Empowering neurodiversity in Glen Cove


Luz Hurtado first became aware of her son’s autism when he was 2 years old. She noticed James had certain behaviors that seemed unusual, such as lining up objects by size, and he often didn’t respond to his name. These early signs prompted her to seek medical advice, leading to a formal diagnosis of autism spectrum disorder. Despite initial disbelief, Hurtado eventually accepted the diagnosis as she learned more about autism and recognized the need for early intervention and support services for her son.
“I started crying,” Hurtado said. “I didn’t believe it, and I never knew what autism was. The doctor said that I needed to go through all these things so he can get services even though I didn’t think he had autism, but she was right.”
When James asks for something, he will say, ‘pizza’, instead of saying, ‘’Can I have some pizza?” If Hurtado asks James about his school day, he won’t respond. She said she prefers James stay in the city’s school district instead of attending the Boards of Cooperative Educational Services.
“He’s very smart, he knows how to multiply, he knows how to read and write, but when they ask him questions, or to read or write, he doesn’t respond very well,” Hurtado said. “If I put him in BOCES, they’ll really want to focus more on the social parts and his behavior, but not really on the academics.”
April is dedicated to autism awareness, which aims to put a spotlight on the daily hurdles that people with autism and their families face.

Autism spectrum disorder is a developmental disability, and people with autism often have problems with social communication and interaction, and restricted or repetitive behaviors or interests. They may also have different ways of learning, moving, or paying attention. According to autismspeaks.org, one in 36 children in the United States have autism, and 1 in 45 adults in the U.S. have autism. Boys are nearly four times more likely to be diagnosed with autism than girls.
The journey towards official recognition of the Neurodivergent Strength Awareness flag is gaining momentum, thanks to the efforts of Assemblyman Charles Lavine and Josh Mirsky. Mirsky, a 31-year-old Jericho man on the autism spectrum and elected officials in Glen Cove raised the flag in Village Square on April 25 as state lawmakers continue to consider the flag’s potential as an official state emblem.
Mirsky, drawing inspiration from the Pride flag’s impact on LGBTQ+ acceptance, created the Neurodivergent Strength Awareness flag to combat stigmas surrounding neurodivergent individuals. The flag symbolizes equality for neurodivergent people and features an infinity symbol to represent the diverse ways they think, learn, and behave.
“I was bullied tremendously; I already faced all this bigotry when I was a kid,” Mirsky said. “There are deep seated societal stigma’s, and these are the kinds of things I’m trying to change. People don’t want to talk about it because quite frankly, lots of pf people feel embarrassed. Some people tell me, they’re ashamed. But to change stuff, you need to talk about it.”
Each autistic child is unique, but there are some common areas where many autistic people struggle. In Glen Cove, the Tiegerman School District, founded in 1985, has grown to become a leading institution in neurodiversity education. Recognizing the unique strengths and challenges of each student, the district tailor’s instruction to meet individual needs. With a focus on empowering students intellectually and emotionally, Tiegerman has achieved success, with 70 to 80 percent of high school students graduating with diplomas. Serving over 500 children aged 3-21 and 135 adults, Tiegerman’s impact extends beyond Glen Cove, drawing students from the five boroughs and Nassau County.

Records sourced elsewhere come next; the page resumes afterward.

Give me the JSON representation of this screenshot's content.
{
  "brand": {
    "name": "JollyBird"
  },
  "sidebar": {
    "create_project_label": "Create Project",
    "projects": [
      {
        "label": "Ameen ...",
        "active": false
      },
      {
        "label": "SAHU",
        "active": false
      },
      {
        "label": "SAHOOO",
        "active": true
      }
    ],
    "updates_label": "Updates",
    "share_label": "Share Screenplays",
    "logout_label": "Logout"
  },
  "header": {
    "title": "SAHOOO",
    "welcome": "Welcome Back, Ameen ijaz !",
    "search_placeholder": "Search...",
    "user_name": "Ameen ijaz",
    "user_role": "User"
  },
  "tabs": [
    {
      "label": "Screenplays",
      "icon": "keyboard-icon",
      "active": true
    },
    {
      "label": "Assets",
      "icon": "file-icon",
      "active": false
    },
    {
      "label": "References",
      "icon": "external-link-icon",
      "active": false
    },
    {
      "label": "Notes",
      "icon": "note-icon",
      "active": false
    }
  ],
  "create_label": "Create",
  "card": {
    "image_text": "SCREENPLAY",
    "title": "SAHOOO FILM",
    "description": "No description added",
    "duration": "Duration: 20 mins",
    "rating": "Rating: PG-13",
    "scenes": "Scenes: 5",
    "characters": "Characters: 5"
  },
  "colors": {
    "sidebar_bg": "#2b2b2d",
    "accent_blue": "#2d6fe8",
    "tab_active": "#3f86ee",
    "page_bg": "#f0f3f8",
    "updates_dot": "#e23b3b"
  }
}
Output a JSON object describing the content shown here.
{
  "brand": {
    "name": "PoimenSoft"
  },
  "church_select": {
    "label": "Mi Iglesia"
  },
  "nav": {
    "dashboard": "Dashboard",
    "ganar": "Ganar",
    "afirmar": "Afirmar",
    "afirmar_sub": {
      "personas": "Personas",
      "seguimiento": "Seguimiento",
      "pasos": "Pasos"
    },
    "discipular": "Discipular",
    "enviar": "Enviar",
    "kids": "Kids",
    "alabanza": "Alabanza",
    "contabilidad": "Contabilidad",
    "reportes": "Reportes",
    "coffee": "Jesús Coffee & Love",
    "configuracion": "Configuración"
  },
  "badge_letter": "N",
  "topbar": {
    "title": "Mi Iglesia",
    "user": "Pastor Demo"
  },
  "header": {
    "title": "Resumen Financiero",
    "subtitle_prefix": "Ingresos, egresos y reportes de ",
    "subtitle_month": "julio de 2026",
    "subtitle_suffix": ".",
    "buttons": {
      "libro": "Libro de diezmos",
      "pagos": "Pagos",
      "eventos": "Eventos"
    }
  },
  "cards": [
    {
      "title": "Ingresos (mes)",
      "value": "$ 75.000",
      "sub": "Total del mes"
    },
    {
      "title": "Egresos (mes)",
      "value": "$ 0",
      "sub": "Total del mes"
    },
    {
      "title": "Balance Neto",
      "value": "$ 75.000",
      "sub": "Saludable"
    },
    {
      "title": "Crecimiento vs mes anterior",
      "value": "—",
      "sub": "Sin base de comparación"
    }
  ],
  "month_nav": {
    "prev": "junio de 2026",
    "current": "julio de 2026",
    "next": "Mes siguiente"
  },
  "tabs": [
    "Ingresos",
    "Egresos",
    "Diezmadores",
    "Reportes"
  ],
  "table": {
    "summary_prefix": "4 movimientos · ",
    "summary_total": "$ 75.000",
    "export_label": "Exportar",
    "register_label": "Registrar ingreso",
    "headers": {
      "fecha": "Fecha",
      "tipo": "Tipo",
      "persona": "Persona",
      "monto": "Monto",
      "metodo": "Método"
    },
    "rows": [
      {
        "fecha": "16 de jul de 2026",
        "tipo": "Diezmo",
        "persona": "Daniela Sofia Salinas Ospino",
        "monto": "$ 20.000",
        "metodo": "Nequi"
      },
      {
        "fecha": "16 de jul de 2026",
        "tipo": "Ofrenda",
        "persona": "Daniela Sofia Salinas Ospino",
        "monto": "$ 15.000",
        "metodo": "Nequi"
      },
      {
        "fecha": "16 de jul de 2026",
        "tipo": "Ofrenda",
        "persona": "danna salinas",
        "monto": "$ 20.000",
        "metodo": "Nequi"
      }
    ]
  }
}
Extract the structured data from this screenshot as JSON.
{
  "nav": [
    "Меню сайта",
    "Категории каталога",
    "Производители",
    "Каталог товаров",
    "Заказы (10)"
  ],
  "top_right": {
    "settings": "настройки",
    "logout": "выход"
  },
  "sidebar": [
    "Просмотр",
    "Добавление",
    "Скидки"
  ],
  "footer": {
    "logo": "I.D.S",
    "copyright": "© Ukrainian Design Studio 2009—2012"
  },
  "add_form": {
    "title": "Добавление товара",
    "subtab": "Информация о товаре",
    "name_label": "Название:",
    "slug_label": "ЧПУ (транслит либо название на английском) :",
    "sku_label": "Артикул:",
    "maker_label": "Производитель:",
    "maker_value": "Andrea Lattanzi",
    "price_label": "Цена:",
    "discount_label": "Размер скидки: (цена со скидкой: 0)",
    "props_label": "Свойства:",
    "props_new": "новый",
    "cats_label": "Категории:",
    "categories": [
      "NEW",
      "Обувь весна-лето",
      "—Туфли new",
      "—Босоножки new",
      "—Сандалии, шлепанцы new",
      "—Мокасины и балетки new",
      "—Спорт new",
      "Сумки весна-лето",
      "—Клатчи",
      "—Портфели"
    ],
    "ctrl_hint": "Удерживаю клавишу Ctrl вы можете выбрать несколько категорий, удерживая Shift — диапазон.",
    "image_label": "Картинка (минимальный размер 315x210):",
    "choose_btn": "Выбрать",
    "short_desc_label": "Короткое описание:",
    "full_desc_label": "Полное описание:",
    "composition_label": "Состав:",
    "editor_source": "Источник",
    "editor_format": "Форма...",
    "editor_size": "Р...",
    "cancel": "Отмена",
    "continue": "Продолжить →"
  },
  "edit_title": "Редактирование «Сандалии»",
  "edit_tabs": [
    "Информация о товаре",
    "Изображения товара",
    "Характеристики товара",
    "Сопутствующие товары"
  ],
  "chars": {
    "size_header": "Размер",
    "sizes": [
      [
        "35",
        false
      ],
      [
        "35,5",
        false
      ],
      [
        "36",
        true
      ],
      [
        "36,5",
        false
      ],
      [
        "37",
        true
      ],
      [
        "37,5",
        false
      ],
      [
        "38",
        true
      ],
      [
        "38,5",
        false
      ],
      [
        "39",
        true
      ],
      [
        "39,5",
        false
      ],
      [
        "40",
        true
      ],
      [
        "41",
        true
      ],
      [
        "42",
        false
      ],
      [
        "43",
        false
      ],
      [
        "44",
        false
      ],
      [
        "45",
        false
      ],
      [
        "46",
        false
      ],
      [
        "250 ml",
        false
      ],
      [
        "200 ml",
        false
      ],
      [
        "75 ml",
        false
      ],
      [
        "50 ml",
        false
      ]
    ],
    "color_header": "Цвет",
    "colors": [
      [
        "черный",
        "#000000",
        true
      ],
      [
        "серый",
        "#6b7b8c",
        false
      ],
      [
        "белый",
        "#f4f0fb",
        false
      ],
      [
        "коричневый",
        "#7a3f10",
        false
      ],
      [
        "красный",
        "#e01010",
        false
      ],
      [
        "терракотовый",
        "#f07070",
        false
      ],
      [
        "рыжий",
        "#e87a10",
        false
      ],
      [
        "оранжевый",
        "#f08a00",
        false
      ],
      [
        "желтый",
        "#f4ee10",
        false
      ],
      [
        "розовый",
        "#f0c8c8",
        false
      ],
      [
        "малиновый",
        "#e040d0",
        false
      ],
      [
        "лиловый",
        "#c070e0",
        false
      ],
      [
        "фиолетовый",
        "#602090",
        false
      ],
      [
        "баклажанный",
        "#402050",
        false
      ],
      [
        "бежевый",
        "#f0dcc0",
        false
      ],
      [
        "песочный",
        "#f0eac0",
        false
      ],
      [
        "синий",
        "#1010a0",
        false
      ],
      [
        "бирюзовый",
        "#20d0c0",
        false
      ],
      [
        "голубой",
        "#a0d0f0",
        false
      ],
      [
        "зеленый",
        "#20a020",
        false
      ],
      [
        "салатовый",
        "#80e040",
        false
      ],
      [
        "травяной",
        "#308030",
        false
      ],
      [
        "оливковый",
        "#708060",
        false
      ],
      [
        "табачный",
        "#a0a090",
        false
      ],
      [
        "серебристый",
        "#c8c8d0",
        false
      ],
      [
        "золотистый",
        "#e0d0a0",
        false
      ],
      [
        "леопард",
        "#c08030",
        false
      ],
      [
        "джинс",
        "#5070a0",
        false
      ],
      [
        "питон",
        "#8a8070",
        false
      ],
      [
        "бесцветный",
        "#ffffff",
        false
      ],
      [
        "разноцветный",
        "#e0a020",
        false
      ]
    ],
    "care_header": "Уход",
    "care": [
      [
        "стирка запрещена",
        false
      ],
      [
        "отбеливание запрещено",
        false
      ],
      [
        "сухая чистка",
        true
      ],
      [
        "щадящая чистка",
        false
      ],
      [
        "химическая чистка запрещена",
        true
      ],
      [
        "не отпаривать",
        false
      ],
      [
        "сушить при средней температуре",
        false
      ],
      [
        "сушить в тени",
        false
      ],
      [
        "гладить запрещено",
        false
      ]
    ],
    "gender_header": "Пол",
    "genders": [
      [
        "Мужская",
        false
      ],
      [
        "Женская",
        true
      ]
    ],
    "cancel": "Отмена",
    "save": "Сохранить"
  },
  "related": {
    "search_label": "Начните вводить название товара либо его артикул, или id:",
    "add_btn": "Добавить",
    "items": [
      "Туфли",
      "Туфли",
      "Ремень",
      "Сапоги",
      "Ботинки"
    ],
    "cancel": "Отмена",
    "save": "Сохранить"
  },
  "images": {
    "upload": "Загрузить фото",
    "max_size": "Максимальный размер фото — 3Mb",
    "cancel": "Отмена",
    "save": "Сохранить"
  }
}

“What we’ve come to learn with autism is it’s a developmental disorder disability, rather than it being just viewed as a deficiency,” Jeremy Tiegerman, the school’s chief operating officer, said. “It’s on a spectrum of functioning, and everyone has their own strengths and weaknesses, and we’re really looking to find out and determine what one’s strengths, weaknesses are and then tailor that instruction to meet the individual’s needs.”
Mirsky offered this advice to those experiencing stigma, and who internalize their diagnosis negatively.
“Don’t hate yourself because you can always figure stuff out,” he said. “I taught myself social skills. You always teach yourself something new. There’s lots of autistic people or ADHD, OCD people, whether it is online or social groups. Reach out to other people, but don’t hate yourself. Lots of times people hate themselves because they internalize all the stigma and that never turns out well.”